ASALH Conference Panel - Death and Grief Among Black Communities
Atlanta, Georgia, USA
Organization: Association for the Study of African American Life and History
The proposed panel dovetails with this year’s conference theme for ASALH "African American labor." While it is true that “Black labor has been central to political, economic, social, cultural, and technological transformations,” the hardships of that labor and the intricacies of Black lived experiences have also led to all types of death. As people of African descent continue to be accosted on multiple fronts, examining both our historical and present-day experiences around the subject of death is an undertaking worth engaging. In recent years, conversations about the uncomfortable subject of death were facilitated by the pandemic, and several studies have documented the disproportionate mortality rate from COVID-19 for Black people in the United States. Yet long before the rise of the pandemic, the deaths of Black people—and the circumstances that led to their deaths—created deep aches in the souls of the people who cared about them.
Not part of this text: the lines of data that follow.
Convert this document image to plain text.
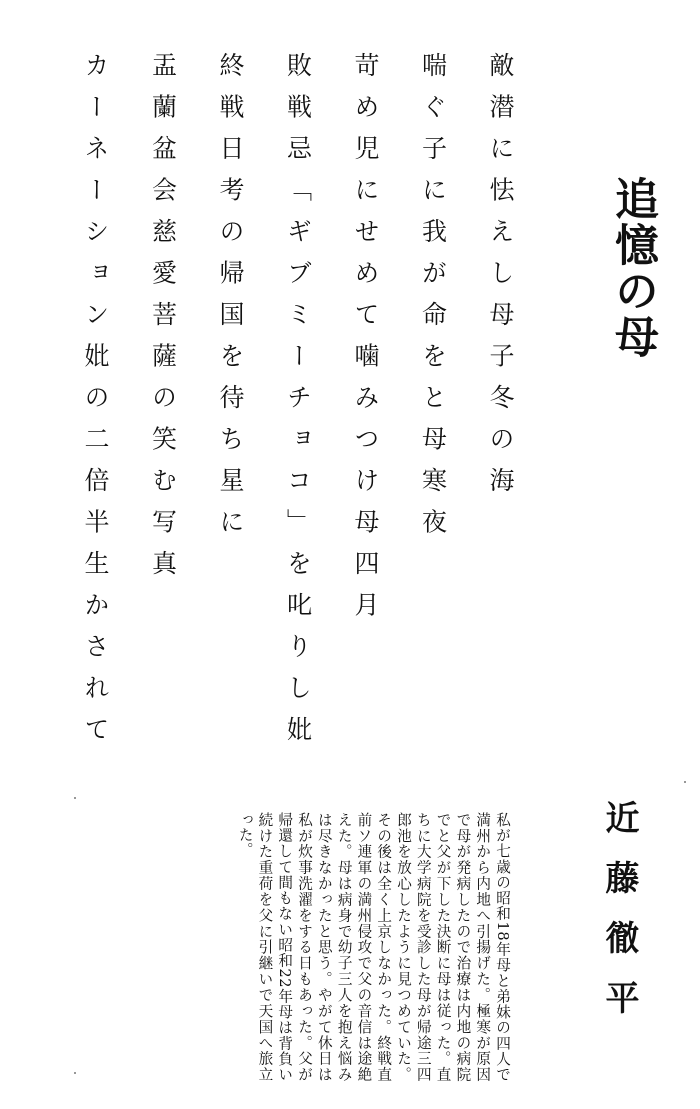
追憶の母
敵潜に怯えし母子冬の海
喘ぐ子に我が命をと母寒夜
苛め児にせめて噛みつけ母四月
敗戦忌「ギブミーチョコ」を叱りし妣
終戦日考の帰国を待ち星に
盂蘭盆会慈愛菩薩の笑む写真
カーネーション妣の二倍半生かされて
近藤徹平

私が七歳の昭和18年母と弟妹の四人で満州から内地へ引揚げた。極寒が原因で母が発病したので治療は内地の病院でと父が下した決断に母は従った。直ちに大学病院を受診した母が帰途三四郎池を放心したように見つめていた。その後は全く上京しなかった。終戦直前ソ連軍の満州侵攻で父の音信は途絶えた。母は病身で幼子三人を抱え悩みは尽きなかったと思う。やがて休日は私が炊事洗濯をする日もあった。父が帰還して間もない昭和22年母は背負い続けた重荷を父に引継いで天国へ旅立った。
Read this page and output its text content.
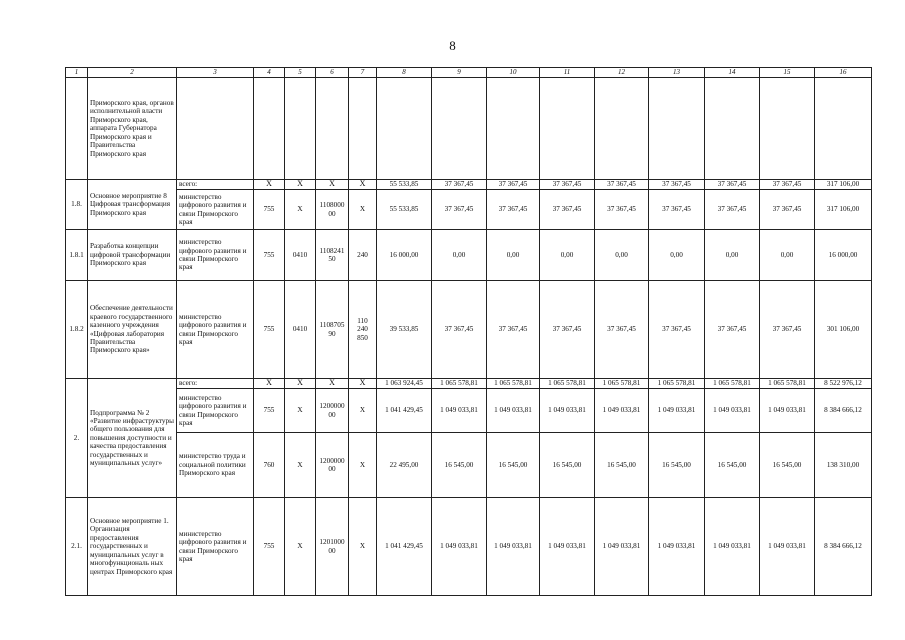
8
1	2	3	4	5	6	7	8	9	10	11	12	13	14	15	16
	Приморского края, органов исполнительной власти Приморского края, аппарата Губернатора Приморского края и Правительства Приморского края														
1.8.	Основное мероприятие 8 Цифровая трансформация Приморского края	всего:	Х	Х	Х	Х	55 533,85	37 367,45	37 367,45	37 367,45	37 367,45	37 367,45	37 367,45	37 367,45	317 106,00
		министерство цифрового развития и связи Приморского края	755	Х	1108000 00	Х	55 533,85	37 367,45	37 367,45	37 367,45	37 367,45	37 367,45	37 367,45	37 367,45	317 106,00
1.8.1	Разработка концепции цифровой трансформации Приморского края	министерство цифрового развития и связи Приморского края	755	0410	1108241 50	240	16 000,00	0,00	0,00	0,00	0,00	0,00	0,00	0,00	16 000,00
1.8.2	Обеспечение деятельности краевого государственного казенного учреждения «Цифровая лаборатория Правительства Приморского края»	министерство цифрового развития и связи Приморского края	755	0410	1108705 90	110 240 850	39 533,85	37 367,45	37 367,45	37 367,45	37 367,45	37 367,45	37 367,45	37 367,45	301 106,00
2.	Подпрограмма № 2 «Развитие инфраструктуры общего пользования для повышения доступности и качества предоставления государственных и муниципальных услуг»	всего:	Х	Х	Х	Х	1 063 924,45	1 065 578,81	1 065 578,81	1 065 578,81	1 065 578,81	1 065 578,81	1 065 578,81	1 065 578,81	8 522 976,12
		министерство цифрового развития и связи Приморского края	755	Х	1200000 00	Х	1 041 429,45	1 049 033,81	1 049 033,81	1 049 033,81	1 049 033,81	1 049 033,81	1 049 033,81	1 049 033,81	8 384 666,12
		министерство труда и социальной политики Приморского края	760	Х	1200000 00	Х	22 495,00	16 545,00	16 545,00	16 545,00	16 545,00	16 545,00	16 545,00	16 545,00	138 310,00
2.1.	Основное мероприятие 1. Организация предоставления государственных и муниципальных услуг в многофункциональ ных центрах Приморского края	министерство цифрового развития и связи Приморского края	755	Х	1201000 00	Х	1 041 429,45	1 049 033,81	1 049 033,81	1 049 033,81	1 049 033,81	1 049 033,81	1 049 033,81	1 049 033,81	8 384 666,12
Still, neither the pandemic nor perpetual public video footage of gruesome deaths of Black people at the hands of police officers, for instance, has eliminated the underrepresentation of Black people’s experiences with grief in research studies; grief continues to be understudied among U.S. Black communities. The Collective for Radical Death Studies expresses the importance of death studies featuring Black people in their declaration that death work is “synonymous with anti-racism work.” With this perspective in mind, this panel explores historical and contemporary discussions and challenges related to death, grief experiences, and attitudes toward death from the perspectives of Black people. Ultimately, this panel strives for healing as an end goal, and it acknowledges that the interrelations between death, grief, and trauma are weighty matters.